The theme of the conference is “Liberty of Conscience and Religious Equality,” and the all-star speakers include Martha Nussbaum from the University of Chicago, Patrick M. Brennan from Villanova, Jesse Choppr from Berkeley, . . . Kent Greenawalt from Columbia, John McGreevey from Notre Dame, Roderick Hills from New York University, Very Rev. Richard Schenk, OP from the Dominican School of Philosophy and Theology at the Graduate Theological Union at Berkeley, and Geoffrey Stone from the University of Chicago.
HT: First Things
Continuing legal education credit is available for attorneys, and more information can be found here (PDF).
Sunday, February 15, 2009
With respect to Network's endorsement, which Michael P. posted recently, of the "stimulus" package, it seems to me that, whatever one thinks of the social-justice or other merits of the various spending items listed by Network, the fact that the package includes provisions requiring discrimination against religious schools and universities is one (of many) reason(s) to withhold full throated support for this bloated monstrosity spending measure.
An interesting story, about "eightmaps", a site that takes the names and ZIP codes of people who donated to California's Prop. 8 — information that California collects and makes public under state campaign finance disclosure laws — and overlays the data on a Google map:
FOR the backers of Proposition 8, the state ballot measure to stop single-sex couples from marrying in California, victory has been soured by the ugly specter of intimidation.
Some donors to groups supporting the measure have received death threats and envelopes containing a powdery white substance, and their businesses have been boycotted.
Intimidation is bad, of course, but we're supposed to think that disclosure and transparency are good, right? So, what about this?
I teach a course on the Freedom of Speech, which focuses primarily on the First Amendment. Each year, I struggle with the presentation of the cases and debates about obscenity and pornography. On the one hand, I am moved by limited state, slippery slope, "counterspeech, not regulation", civil-libertarian arguments.
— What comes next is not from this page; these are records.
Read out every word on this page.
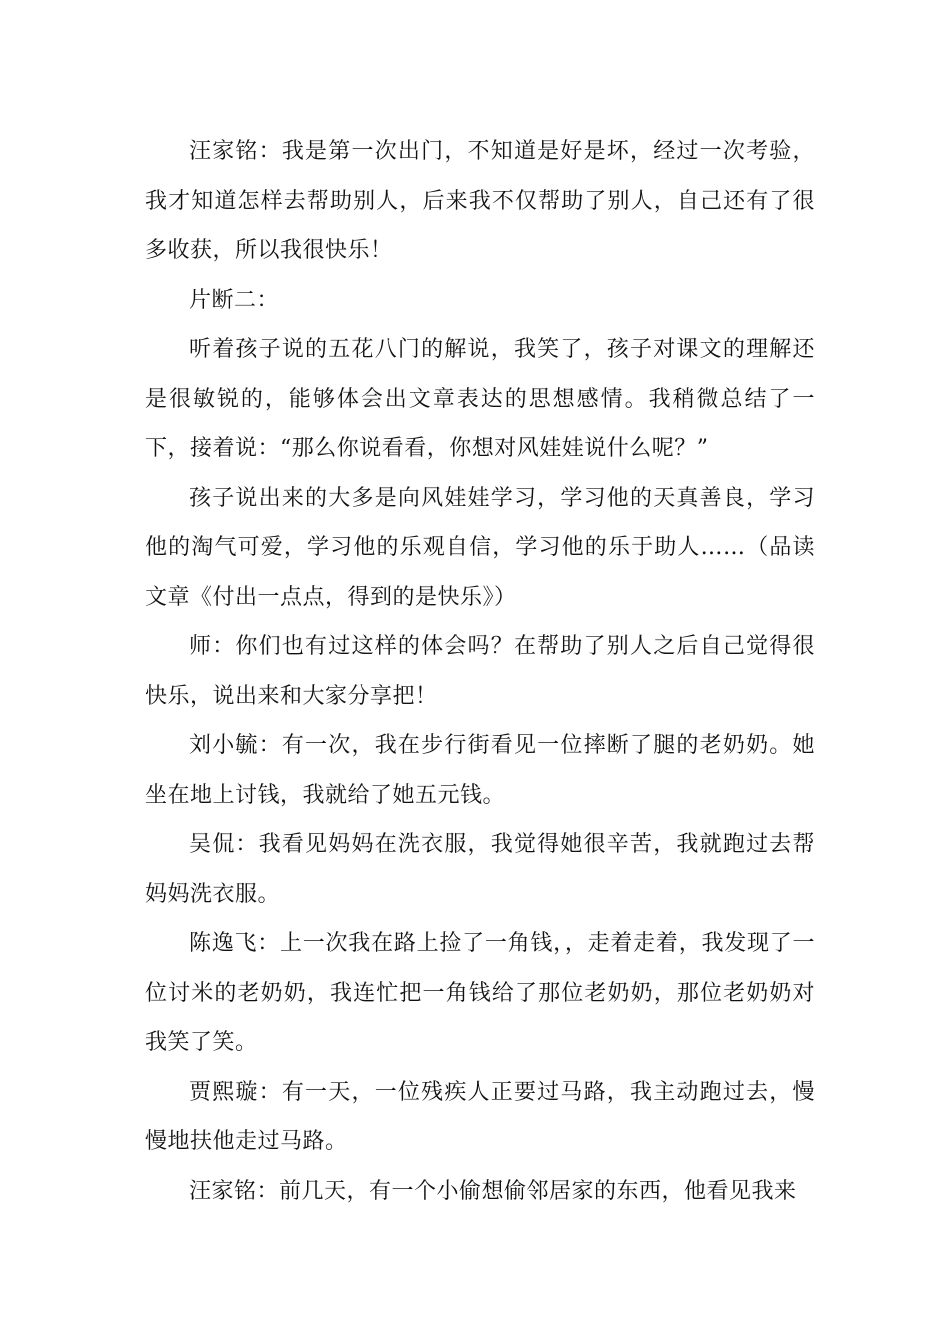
汪家铭：我是第一次出门，不知道是好是坏，经过一次考验，我才知道怎样去帮助别人，后来我不仅帮助了别人，自己还有了很多收获，所以我很快乐！

片断二：

听着孩子说的五花八门的解说，我笑了，孩子对课文的理解还是很敏锐的，能够体会出文章表达的思想感情。我稍微总结了一下，接着说：“那么你说看看，你想对风娃娃说什么呢？”

孩子说出来的大多是向风娃娃学习，学习他的天真善良，学习他的淘气可爱，学习他的乐观自信，学习他的乐于助人……（品读文章《付出一点点，得到的是快乐》）

师：你们也有过这样的体会吗？在帮助了别人之后自己觉得很快乐，说出来和大家分享把！

刘小毓：有一次，我在步行街看见一位摔断了腿的老奶奶。她坐在地上讨钱，我就给了她五元钱。

吴侃：我看见妈妈在洗衣服，我觉得她很辛苦，我就跑过去帮妈妈洗衣服。

陈逸飞：上一次我在路上捡了一角钱，，走着走着，我发现了一位讨米的老奶奶，我连忙把一角钱给了那位老奶奶，那位老奶奶对我笑了笑。

贾熙璇：有一天，一位残疾人正要过马路，我主动跑过去，慢慢地扶他走过马路。

汪家铭：前几天，有一个小偷想偷邻居家的东西，他看见我来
On the other, I am deeply unsatisfied by the view that pervades so much of our talk and thinking about regulating expression, i.e., "speech does not cause harm, and even if it does, pornography does not cause harms of a type that the government ought to be permitted to forestall through regulation." Of course speech causes harm; we simply choose (as, in my view, we usually should) to assume the risk of that harm, or to employ means other than regulation to prevent and redress it.
Anyway . . . check out these two thought-provoking essays, over at "Public Discourse", by Roger Scruton and James Stoner, on the matter.
David Gibson posted this, a few days ago, the 80th anniversary of the Lateran Pacts which, among other things, regularized the status of the Vatican. While I'm pretty sure there is not -- any longer, anyway -- a need for the Papal States, etc., it does seem to me that not only the freedom of the Church, but religious freedom generally, is powerfully aided by the fact that the Roman Catholic Church has a place. Thoughts?